Alexandre, Ricardo, Daniel, ou peut-être « Rico ». D’origine brésilienne, argentine ou portugaise, L’homme aux mille visages, comme est surnommé le titre du documentaire de Sonia Kronlund en salles ce mercredi, est tantôt ingénieur automobile, tantôt chirurgien thoracique ou policier. En 2015, Marianne, l’une des victimes de ce mythomane en série, était enceinte de lui. Elle découvre par hasard que tout ce qu’elle croit savoir sur le futur père de son enfant est faux. Il ne s’appelle pas Alexandre, sa mère n’est pas morte d’un cancer, il n’a jamais travaillé dans un hôpital, il n’est pas inscrit à l’Ordre des médecins et il ne part pas en voyage pour son travail mais pour trouver d’autres femmes à qui il en parle. de nouveaux mensonges.

Serial causeur et séducteur en série, il change de personnalité d’une femme à l’autre. Doux, réservé et matinal pour l’un, il est fêtard et passionné pour l’autre. Il travaille ses mensonges comme un scénariste.
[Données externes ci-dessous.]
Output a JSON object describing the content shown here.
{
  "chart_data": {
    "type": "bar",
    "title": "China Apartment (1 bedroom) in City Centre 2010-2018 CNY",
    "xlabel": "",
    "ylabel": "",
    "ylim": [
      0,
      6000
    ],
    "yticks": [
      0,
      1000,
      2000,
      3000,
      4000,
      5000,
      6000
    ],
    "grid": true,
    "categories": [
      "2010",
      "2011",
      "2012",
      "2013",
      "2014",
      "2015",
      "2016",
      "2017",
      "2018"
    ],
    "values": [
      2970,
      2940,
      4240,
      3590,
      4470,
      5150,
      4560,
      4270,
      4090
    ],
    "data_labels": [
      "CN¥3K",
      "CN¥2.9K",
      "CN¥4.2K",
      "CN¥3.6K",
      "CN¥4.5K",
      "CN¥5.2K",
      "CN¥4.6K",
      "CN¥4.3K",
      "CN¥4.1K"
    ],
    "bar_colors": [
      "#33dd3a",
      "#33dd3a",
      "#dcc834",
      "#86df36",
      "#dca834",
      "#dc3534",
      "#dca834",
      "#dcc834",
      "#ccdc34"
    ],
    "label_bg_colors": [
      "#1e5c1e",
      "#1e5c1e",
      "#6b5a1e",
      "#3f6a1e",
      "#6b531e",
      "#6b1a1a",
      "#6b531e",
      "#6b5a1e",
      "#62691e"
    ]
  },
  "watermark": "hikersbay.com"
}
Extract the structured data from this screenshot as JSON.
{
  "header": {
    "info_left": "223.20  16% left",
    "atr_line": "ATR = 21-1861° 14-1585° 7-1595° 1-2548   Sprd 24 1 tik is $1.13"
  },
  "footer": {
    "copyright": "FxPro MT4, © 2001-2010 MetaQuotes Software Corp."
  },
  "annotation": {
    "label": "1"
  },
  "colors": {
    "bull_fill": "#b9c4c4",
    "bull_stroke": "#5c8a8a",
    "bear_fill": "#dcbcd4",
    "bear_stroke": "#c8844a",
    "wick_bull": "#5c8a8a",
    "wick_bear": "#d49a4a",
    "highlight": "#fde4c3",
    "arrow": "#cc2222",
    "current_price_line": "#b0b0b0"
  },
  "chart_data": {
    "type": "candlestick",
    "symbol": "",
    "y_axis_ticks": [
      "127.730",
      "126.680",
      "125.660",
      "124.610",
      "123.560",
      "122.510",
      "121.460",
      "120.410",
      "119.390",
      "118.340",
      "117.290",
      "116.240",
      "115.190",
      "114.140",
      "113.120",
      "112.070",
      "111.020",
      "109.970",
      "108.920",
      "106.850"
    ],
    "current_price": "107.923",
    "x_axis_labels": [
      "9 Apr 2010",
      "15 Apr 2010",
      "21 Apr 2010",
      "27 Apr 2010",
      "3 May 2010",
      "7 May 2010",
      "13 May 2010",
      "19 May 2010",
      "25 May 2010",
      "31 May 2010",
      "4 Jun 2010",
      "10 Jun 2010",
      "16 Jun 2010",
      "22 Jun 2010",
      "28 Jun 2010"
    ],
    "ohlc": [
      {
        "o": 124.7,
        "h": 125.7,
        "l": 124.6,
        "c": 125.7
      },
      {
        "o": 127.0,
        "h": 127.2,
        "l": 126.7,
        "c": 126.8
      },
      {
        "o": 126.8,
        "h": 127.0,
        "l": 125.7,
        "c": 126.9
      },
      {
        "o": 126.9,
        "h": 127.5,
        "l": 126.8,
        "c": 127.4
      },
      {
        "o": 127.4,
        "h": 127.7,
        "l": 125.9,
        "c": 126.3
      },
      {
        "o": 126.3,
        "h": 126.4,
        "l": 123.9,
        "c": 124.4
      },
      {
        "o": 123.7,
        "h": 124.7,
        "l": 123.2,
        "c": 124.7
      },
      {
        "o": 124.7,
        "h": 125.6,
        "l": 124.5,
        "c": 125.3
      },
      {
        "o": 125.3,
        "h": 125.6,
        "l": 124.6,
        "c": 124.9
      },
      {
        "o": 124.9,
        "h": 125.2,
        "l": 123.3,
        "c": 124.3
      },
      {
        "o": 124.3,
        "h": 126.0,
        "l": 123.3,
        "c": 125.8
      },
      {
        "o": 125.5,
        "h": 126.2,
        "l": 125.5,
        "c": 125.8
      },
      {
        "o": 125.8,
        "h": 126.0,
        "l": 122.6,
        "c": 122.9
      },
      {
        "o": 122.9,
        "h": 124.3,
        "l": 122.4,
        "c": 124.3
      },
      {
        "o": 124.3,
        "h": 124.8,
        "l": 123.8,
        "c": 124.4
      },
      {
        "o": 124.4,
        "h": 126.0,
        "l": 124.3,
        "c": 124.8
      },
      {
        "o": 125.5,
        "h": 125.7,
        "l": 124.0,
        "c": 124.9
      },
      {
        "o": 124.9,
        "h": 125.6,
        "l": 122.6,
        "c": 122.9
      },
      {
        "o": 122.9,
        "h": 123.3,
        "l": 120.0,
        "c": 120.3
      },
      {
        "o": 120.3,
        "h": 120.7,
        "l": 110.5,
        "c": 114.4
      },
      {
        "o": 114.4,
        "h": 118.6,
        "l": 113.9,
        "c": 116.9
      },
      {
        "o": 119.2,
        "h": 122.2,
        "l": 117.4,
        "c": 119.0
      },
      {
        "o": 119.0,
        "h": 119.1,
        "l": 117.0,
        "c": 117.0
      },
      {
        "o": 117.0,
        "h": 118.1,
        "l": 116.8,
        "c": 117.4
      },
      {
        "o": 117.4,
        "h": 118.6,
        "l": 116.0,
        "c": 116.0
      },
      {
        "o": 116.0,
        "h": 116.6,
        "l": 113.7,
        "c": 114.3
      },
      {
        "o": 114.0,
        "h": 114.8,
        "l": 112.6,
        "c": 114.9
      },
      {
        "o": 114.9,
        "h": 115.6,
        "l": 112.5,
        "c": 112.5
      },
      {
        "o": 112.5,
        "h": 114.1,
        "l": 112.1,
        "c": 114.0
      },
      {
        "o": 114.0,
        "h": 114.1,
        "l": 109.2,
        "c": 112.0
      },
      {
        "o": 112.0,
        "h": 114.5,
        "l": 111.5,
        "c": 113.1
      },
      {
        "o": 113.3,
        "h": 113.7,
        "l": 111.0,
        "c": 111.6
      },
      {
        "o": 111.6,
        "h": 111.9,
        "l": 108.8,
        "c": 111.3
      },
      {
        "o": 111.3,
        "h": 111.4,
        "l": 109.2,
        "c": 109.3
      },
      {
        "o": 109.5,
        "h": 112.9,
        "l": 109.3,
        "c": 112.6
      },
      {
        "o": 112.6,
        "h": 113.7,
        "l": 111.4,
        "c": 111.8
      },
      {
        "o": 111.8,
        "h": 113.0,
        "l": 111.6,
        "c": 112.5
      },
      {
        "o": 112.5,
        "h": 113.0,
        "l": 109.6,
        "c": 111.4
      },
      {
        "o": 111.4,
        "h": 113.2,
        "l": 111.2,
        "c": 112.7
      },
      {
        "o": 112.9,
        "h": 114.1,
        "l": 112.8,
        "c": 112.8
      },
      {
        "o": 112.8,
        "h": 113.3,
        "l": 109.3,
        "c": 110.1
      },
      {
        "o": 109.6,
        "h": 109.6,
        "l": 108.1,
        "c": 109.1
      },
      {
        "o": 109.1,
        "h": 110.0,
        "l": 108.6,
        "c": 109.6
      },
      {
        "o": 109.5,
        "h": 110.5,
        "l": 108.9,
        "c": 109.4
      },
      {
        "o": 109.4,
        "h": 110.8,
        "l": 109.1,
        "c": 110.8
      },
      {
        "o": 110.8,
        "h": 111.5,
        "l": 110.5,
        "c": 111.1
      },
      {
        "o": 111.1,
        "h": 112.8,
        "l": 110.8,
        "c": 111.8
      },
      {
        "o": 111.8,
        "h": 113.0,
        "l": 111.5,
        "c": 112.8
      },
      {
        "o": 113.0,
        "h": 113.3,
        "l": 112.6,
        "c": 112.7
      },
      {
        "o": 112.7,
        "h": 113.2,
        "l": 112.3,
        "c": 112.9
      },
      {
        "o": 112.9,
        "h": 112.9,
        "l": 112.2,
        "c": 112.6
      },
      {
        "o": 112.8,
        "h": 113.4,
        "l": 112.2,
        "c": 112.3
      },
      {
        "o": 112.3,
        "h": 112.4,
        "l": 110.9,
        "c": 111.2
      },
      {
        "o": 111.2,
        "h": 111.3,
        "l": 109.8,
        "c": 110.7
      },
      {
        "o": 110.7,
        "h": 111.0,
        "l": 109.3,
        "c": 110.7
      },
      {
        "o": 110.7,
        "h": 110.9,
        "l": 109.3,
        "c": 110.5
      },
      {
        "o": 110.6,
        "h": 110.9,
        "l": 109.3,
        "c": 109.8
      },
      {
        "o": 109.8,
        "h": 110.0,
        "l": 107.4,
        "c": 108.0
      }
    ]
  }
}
Documenté, précis et organisé, il excelle dans l’art du mensonge, produisant de fausses photos de son quotidien, des documents fictifs de ses projets professionnels. Il va jusqu’à créer des documents administratifs à son nom d’emprunt. Pendant sept ans, la journaliste de France Culture Sonia Kronlund a enquêté sur celui qu’elle a décidé de prénommer « Ricardo » – le prénom qu’il utilise le plus souvent – ​​et a réussi à le rencontrer en Pologne où il vit avec une femme.

Dans le documentaire, vous expliquez que vous aviez besoin de rencontrer les victimes de Ricardo, après avoir vous-même partagé votre vie avec des manipulateurs. Qu’avez-vous découvert sur ces femmes ?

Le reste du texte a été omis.